Я позвонила Дороти, пившей чай, чтобы сообщить ей, что ребенок оказался мальчиком. Ничто так не трогает людские сердца, как история про женщину, прошедшую «Долиной невзгод» и вышедшую оттуда с младенцем на руках. Поэтому все, кто пил чай, изъявили желание немедленно ко мне приехать. Я сидела в кровати в своем раннеитальянском халатике, и мы устроили настоящую вечеринку в честь «нашего мышонка». Люди все приходили и приходили, и я все время звонила и заказывала сэндвичи. Няня, к сожалению, показывала «нашего мышонка» только издали, потому что шум и табачный дым вредны для новорожденных.
В конце концов я была вознаграждена за все свои мучения, потому что Генри отписал на меня значительную сумму. Особенно сентиментальны мужья бывают в тот день, когда могут назвать супругу «мамочкой».
Ну вот, все так благополучно завершилось, и Генри, конечно же, решил, что теперь я буду сидеть дома и стану Женой и Матерью. Но едва я встала с постели, как почувствовала прилив сил и начала думать о дальнейшей карьере. Только я решила больше в кинематографе не работать, потому что «Сильнее страсти» по непонятным для меня причинам провалился и принес одни убытки. Поэтому я решила заняться литературой и дома не сидеть, а как можно больше вращаться в литературных кругах.
Когда мы с Генри поженились, я стала заниматься кинематографом. Мы создали потрясающий фильм о сексуальной жизни во времена Долли Мэдисон. Только когда сценарий написали, у нас возникла масса трудностей, потому что сценарист настаивал, чтобы там было побольше «психологии», режиссер требовал массовых сцен и роскошных декораций, а Генри хотел, чтобы картина получилась нравоучительная.
Мне было совершенно все равно, что там будет, лишь бы было побольше сцен, в которых главный герой за мной бегает по парку, а я выглядываю из-за дерева – как Лилиан Гиш[1]. И тогда мистер Голдмарк, киномагнат, сказал: «Пусть там на всякий случай будет всего понемногу».
Сценарий получился восхитительный, потому что это была не просто любовная история, там были и «психология», и нравоучения, и роскошные декорации, и бунт в войсках. Там было столько всего, что иногда одновременно происходило и одно, и другое, и третье. Например, самая психологическая сцена – это когда Долли Мэдисон в инкрустированной перламутром ванной комнате президентского особняка думает о своем возлюбленном, а за окном как раз бунтуют войска.
Оказалось, что Долли Мэдисон родом из Вашингтона, поэтому нам пришлось, чтобы соблюсти историческую точность, некоторые сцены снимать там. В Вашингтоне кино снимать ужасно трудно, потому что только найдешь какое-нибудь живописное местечко рядом с Капитолием, как тут же появляется то сенатор Боррер, то еще какой-нибудь великий политик и лезет в камеру. Собственно говоря, в Вашингтоне совершенно невозможно что-нибудь снимать – в объектив все время лезут какие-нибудь мужчины. Эти сенаторы вообще погубили бы картину, потому что они одеваются хоть и забавно, но не так, как в эпоху Долли Мэдисон. В конце концов я попросила Дороти, чтобы она под каким-нибудь предлогом их увела. Дороти им сказала, чтобы они нам не мешали, потому что мы снимаем психологическую картину, а они по умственному развитию еще не достигли уровня эпохи Долли Мэдисон. Но я все-таки считаю, что с сенаторами Долли могла бы быть и потактичнее.

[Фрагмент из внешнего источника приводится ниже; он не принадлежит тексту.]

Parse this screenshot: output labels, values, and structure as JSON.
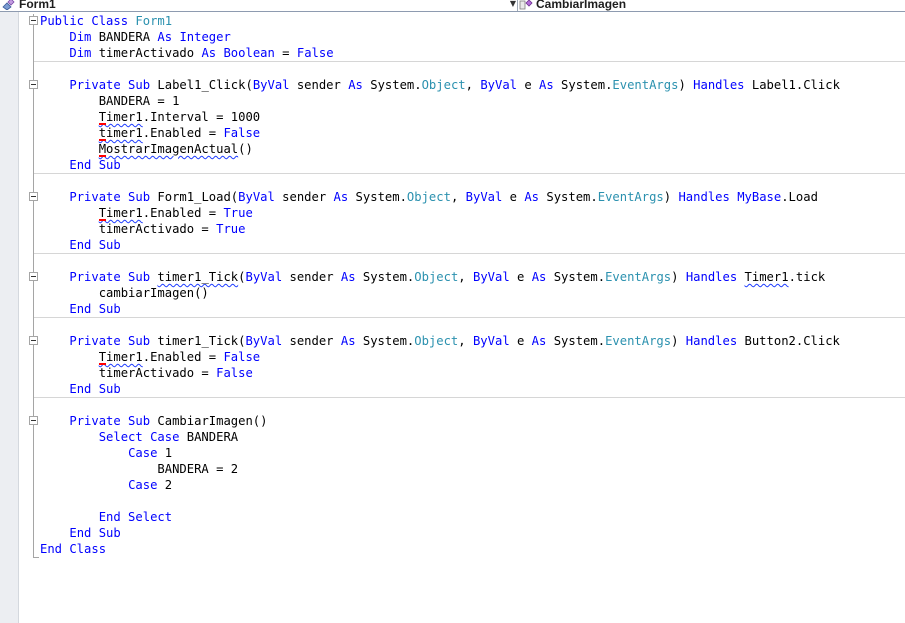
{
  "navbar": {
    "left_combo": "Form1",
    "right_combo": "CambiarImagen",
    "left_icon": "class-icon",
    "right_icon": "method-icon"
  },
  "code_lines": [
    [
      {
        "t": "Public Class ",
        "c": "kw"
      },
      {
        "t": "Form1",
        "c": "ty"
      }
    ],
    [
      {
        "t": "    "
      },
      {
        "t": "Dim",
        "c": "kw"
      },
      {
        "t": " BANDERA "
      },
      {
        "t": "As",
        "c": "kw"
      },
      {
        "t": " "
      },
      {
        "t": "Integer",
        "c": "kw"
      }
    ],
    [
      {
        "t": "    "
      },
      {
        "t": "Dim",
        "c": "kw"
      },
      {
        "t": " timerActivado "
      },
      {
        "t": "As",
        "c": "kw"
      },
      {
        "t": " "
      },
      {
        "t": "Boolean",
        "c": "kw"
      },
      {
        "t": " = "
      },
      {
        "t": "False",
        "c": "kw"
      }
    ],
    [],
    [
      {
        "t": "    "
      },
      {
        "t": "Private Sub",
        "c": "kw"
      },
      {
        "t": " Label1_Click("
      },
      {
        "t": "ByVal",
        "c": "kw"
      },
      {
        "t": " sender "
      },
      {
        "t": "As",
        "c": "kw"
      },
      {
        "t": " System."
      },
      {
        "t": "Object",
        "c": "ty"
      },
      {
        "t": ", "
      },
      {
        "t": "ByVal",
        "c": "kw"
      },
      {
        "t": " e "
      },
      {
        "t": "As",
        "c": "kw"
      },
      {
        "t": " System."
      },
      {
        "t": "EventArgs",
        "c": "ty"
      },
      {
        "t": ") "
      },
      {
        "t": "Handles",
        "c": "kw"
      },
      {
        "t": " Label1.Click"
      }
    ],
    [
      {
        "t": "        BANDERA = 1"
      }
    ],
    [
      {
        "t": "        "
      },
      {
        "t": "Timer1",
        "c": "sq err"
      },
      {
        "t": ".Interval = 1000"
      }
    ],
    [
      {
        "t": "        "
      },
      {
        "t": "timer1",
        "c": "sq err"
      },
      {
        "t": ".Enabled = "
      },
      {
        "t": "False",
        "c": "kw"
      }
    ],
    [
      {
        "t": "        "
      },
      {
        "t": "MostrarImagenActual",
        "c": "sq err"
      },
      {
        "t": "()"
      }
    ],
    [
      {
        "t": "    "
      },
      {
        "t": "End Sub",
        "c": "kw"
      }
    ],
    [],
    [
      {
        "t": "    "
      },
      {
        "t": "Private Sub",
        "c": "kw"
      },
      {
        "t": " Form1_Load("
      },
      {
        "t": "ByVal",
        "c": "kw"
      },
      {
        "t": " sender "
      },
      {
        "t": "As",
        "c": "kw"
      },
      {
        "t": " System."
      },
      {
        "t": "Object",
        "c": "ty"
      },
      {
        "t": ", "
      },
      {
        "t": "ByVal",
        "c": "kw"
      },
      {
        "t": " e "
      },
      {
        "t": "As",
        "c": "kw"
      },
      {
        "t": " System."
      },
      {
        "t": "EventArgs",
        "c": "ty"
      },
      {
        "t": ") "
      },
      {
        "t": "Handles",
        "c": "kw"
      },
      {
        "t": " "
      },
      {
        "t": "MyBase",
        "c": "kw"
      },
      {
        "t": ".Load"
      }
    ],
    [
      {
        "t": "        "
      },
      {
        "t": "Timer1",
        "c": "sq err"
      },
      {
        "t": ".Enabled = "
      },
      {
        "t": "True",
        "c": "kw"
      }
    ],
    [
      {
        "t": "        timerActivado = "
      },
      {
        "t": "True",
        "c": "kw"
      }
    ],
    [
      {
        "t": "    "
      },
      {
        "t": "End Sub",
        "c": "kw"
      }
    ],
    [],
    [
      {
        "t": "    "
      },
      {
        "t": "Private Sub",
        "c": "kw"
      },
      {
        "t": " "
      },
      {
        "t": "timer1_Tick",
        "c": "sq"
      },
      {
        "t": "("
      },
      {
        "t": "ByVal",
        "c": "kw"
      },
      {
        "t": " sender "
      },
      {
        "t": "As",
        "c": "kw"
      },
      {
        "t": " System."
      },
      {
        "t": "Object",
        "c": "ty"
      },
      {
        "t": ", "
      },
      {
        "t": "ByVal",
        "c": "kw"
      },
      {
        "t": " e "
      },
      {
        "t": "As",
        "c": "kw"
      },
      {
        "t": " System."
      },
      {
        "t": "EventArgs",
        "c": "ty"
      },
      {
        "t": ") "
      },
      {
        "t": "Handles",
        "c": "kw"
      },
      {
        "t": " "
      },
      {
        "t": "Timer1",
        "c": "sq"
      },
      {
        "t": ".tick"
      }
    ],
    [
      {
        "t": "        cambiarImagen()"
      }
    ],
    [
      {
        "t": "    "
      },
      {
        "t": "End Sub",
        "c": "kw"
      }
    ],
    [],
    [
      {
        "t": "    "
      },
      {
        "t": "Private Sub",
        "c": "kw"
      },
      {
        "t": " timer1_Tick("
      },
      {
        "t": "ByVal",
        "c": "kw"
      },
      {
        "t": " sender "
      },
      {
        "t": "As",
        "c": "kw"
      },
      {
        "t": " System."
      },
      {
        "t": "Object",
        "c": "ty"
      },
      {
        "t": ", "
      },
      {
        "t": "ByVal",
        "c": "kw"
      },
      {
        "t": " e "
      },
      {
        "t": "As",
        "c": "kw"
      },
      {
        "t": " System."
      },
      {
        "t": "EventArgs",
        "c": "ty"
      },
      {
        "t": ") "
      },
      {
        "t": "Handles",
        "c": "kw"
      },
      {
        "t": " Button2.Click"
      }
    ],
    [
      {
        "t": "        "
      },
      {
        "t": "Timer1",
        "c": "sq err"
      },
      {
        "t": ".Enabled = "
      },
      {
        "t": "False",
        "c": "kw"
      }
    ],
    [
      {
        "t": "        timerActivado = "
      },
      {
        "t": "False",
        "c": "kw"
      }
    ],
    [
      {
        "t": "    "
      },
      {
        "t": "End Sub",
        "c": "kw"
      }
    ],
    [],
    [
      {
        "t": "    "
      },
      {
        "t": "Private Sub",
        "c": "kw"
      },
      {
        "t": " CambiarImagen()"
      }
    ],
    [
      {
        "t": "        "
      },
      {
        "t": "Select Case",
        "c": "kw"
      },
      {
        "t": " BANDERA"
      }
    ],
    [
      {
        "t": "            "
      },
      {
        "t": "Case",
        "c": "kw"
      },
      {
        "t": " 1"
      }
    ],
    [
      {
        "t": "                BANDERA = 2"
      }
    ],
    [
      {
        "t": "            "
      },
      {
        "t": "Case",
        "c": "kw"
      },
      {
        "t": " 2"
      }
    ],
    [],
    [
      {
        "t": "        "
      },
      {
        "t": "End Select",
        "c": "kw"
      }
    ],
    [
      {
        "t": "    "
      },
      {
        "t": "End Sub",
        "c": "kw"
      }
    ],
    [
      {
        "t": "End Class",
        "c": "kw"
      }
    ]
  ],
  "colors": {
    "keyword": "#0000ff",
    "type": "#2b91af",
    "text": "#000000",
    "squiggle": "#1e3cff",
    "error_marker": "#ff0000"
  }
}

Ну вот, а когда фильм был снят, выяснилось, что он будет называться «Сильнее страсти» – так придумала одна очень умная девица из конторы мистера Голдмарка. Мораль же картины такова: девушка может удержаться на стезе добродетели, если вовремя вспомнит о своей матери. Крупный план меня, задумавшейся о матери, вышел просто великолепно. Мы бы и дальше снимали фильмы, если бы не случилось «кое-что».
Я обожаю детей, а женщину, вышедшую замуж за такого состоятельного джентльмена, как Генри, материнство очень красит, особенно если ребенок похож на папочку. Даже Дороти говорит, что «ребенок, похожий на богатого папочку, даже надежнее, чем счет в банке». Вообще-то, Дороти порой склонна к философии. Иногда такое скажет, что невольно задумаешься: почему это девушка, столь склонная к философии, сама только тратит время попусту?
Я убеждена: чем скорее после свадьбы женщина становится матерью, тем больше шансов на то, что ребенок будет похож на папочку. То есть делать это надо сразу, а то вдруг кто-нибудь тебя отвлечет. Дороти сказала, что на моем месте остановилась бы на одном ребенке, потому что всего, что похоже на Генри, достаточно иметь в одном экземпляре. Нет, Дороти никогда не научится относиться к материнству с почтением.
Естественно, кинематограф мне пришлось оставить, не могла же я поступить так же непорядочно, как одна замужняя кинозвезда, которая подписала контракт на сериал, а про свой «секрет» кинокомпании не рассказала. Сериал успели сделать до середины, а потом уже стало невозможно снимать ее в полный рост, потому что по сценарию она незамужняя девица. Поэтому им пришлось во всех сценах показывать, как она высовывает голову из-за куста или смотрит из окна, и у нее столько крупных планов было – как ни у одной кинозвезды. Только я думаю, неприлично добиваться крупных планов таким способом.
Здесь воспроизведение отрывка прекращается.